Cash Management Top Priority of European, Middle Eastern Execs
The vast majority (95%) of manufacturing executives across Europe and the Middle East say that maintaining a sound balance sheet and improving cash & working capital management are currently top priorities for their business, according to KPMG’s third Business Leaders Survey.
Stephen Cooper, UK head of diversified industrials at KPMG, said: “The global financial crisis has been a wake-up call for many manufacturers. The vast majority have now incorporated a more focused and sustainable approach into their business strategy.
By doing this, they have reduced their reliance on credit. This means if the economic climate worsens they won’t have to resort to one-off impulsive fixes. Clearly, manufacturers have learnt a valuable lesson in cash management which in today’s volatile climate puts them in a better position than many of their counterparts in other industries to focus on growth and contribute to the UK’s growth plans.”
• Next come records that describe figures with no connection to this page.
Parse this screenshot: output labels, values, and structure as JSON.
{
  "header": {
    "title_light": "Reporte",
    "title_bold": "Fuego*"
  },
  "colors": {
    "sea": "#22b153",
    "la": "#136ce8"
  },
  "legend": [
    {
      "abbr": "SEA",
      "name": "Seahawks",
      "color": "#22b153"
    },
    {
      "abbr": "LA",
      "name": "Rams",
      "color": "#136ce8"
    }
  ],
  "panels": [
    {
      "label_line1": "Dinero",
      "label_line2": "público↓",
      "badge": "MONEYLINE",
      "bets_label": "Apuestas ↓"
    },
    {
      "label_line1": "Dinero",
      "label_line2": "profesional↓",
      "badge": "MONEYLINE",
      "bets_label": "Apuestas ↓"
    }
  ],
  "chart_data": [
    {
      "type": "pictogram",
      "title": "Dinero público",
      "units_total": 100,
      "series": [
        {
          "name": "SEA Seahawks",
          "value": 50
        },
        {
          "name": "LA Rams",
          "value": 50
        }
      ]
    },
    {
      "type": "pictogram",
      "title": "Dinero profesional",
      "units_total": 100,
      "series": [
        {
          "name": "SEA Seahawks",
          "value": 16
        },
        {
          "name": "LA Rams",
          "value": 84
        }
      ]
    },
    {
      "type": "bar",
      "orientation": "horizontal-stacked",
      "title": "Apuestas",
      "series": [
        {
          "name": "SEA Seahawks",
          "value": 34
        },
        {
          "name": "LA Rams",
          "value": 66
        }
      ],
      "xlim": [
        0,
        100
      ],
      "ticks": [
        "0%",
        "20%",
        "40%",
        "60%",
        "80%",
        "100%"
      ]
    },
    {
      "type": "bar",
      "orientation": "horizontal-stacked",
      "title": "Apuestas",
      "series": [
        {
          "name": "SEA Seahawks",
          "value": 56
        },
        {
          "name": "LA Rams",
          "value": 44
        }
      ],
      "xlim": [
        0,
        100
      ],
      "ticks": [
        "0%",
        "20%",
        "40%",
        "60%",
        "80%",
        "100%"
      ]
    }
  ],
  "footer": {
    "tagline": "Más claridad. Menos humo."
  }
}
Aside from improving cash and working capital management, the survey finds that the top priorities for manufacturing businesses in Europe & the Middle East are:
Changing business operations to realise cost efficiencies (42%)
Innovation through product development (35%)
Looking for growth in emerging markets (31%)
Exploiting growth opportunities through successful transactions (28%)
Looking ahead, four-fifths (82%) of manufacturing executives agree that they will need to capitalise on ‘megatrends’ such as emerging markets, efficiency of resources or sustainability. They believe that such activities will better equip them to withstand market challenges such as increased regulation, shortages of raw materials and non-traditional competitive threats from new competition in a changing market environment.
Stephen said: “Despite volatile market conditions, the manufacturing sector is growing. We can see that future growth opportunities are very much on manufacturers’ minds and focus on growth through emerging markets is creeping up the agenda.”
In the long run however innovation through product development is expected to be a key driver for the manufacturing sector. At the moment 43% of manufacturing executives believe that a shift towards the commercialisation of current technologies and products over traditional research and development is expected in the near future.
“The government will need to play its role in this movement if the UK’s manufacturing-base is to benefit from the commercialisation of current technologies. Business-friendly intellectual property laws and targeted incentives will be required if the UK is to become a pioneer in technologically innovative products.”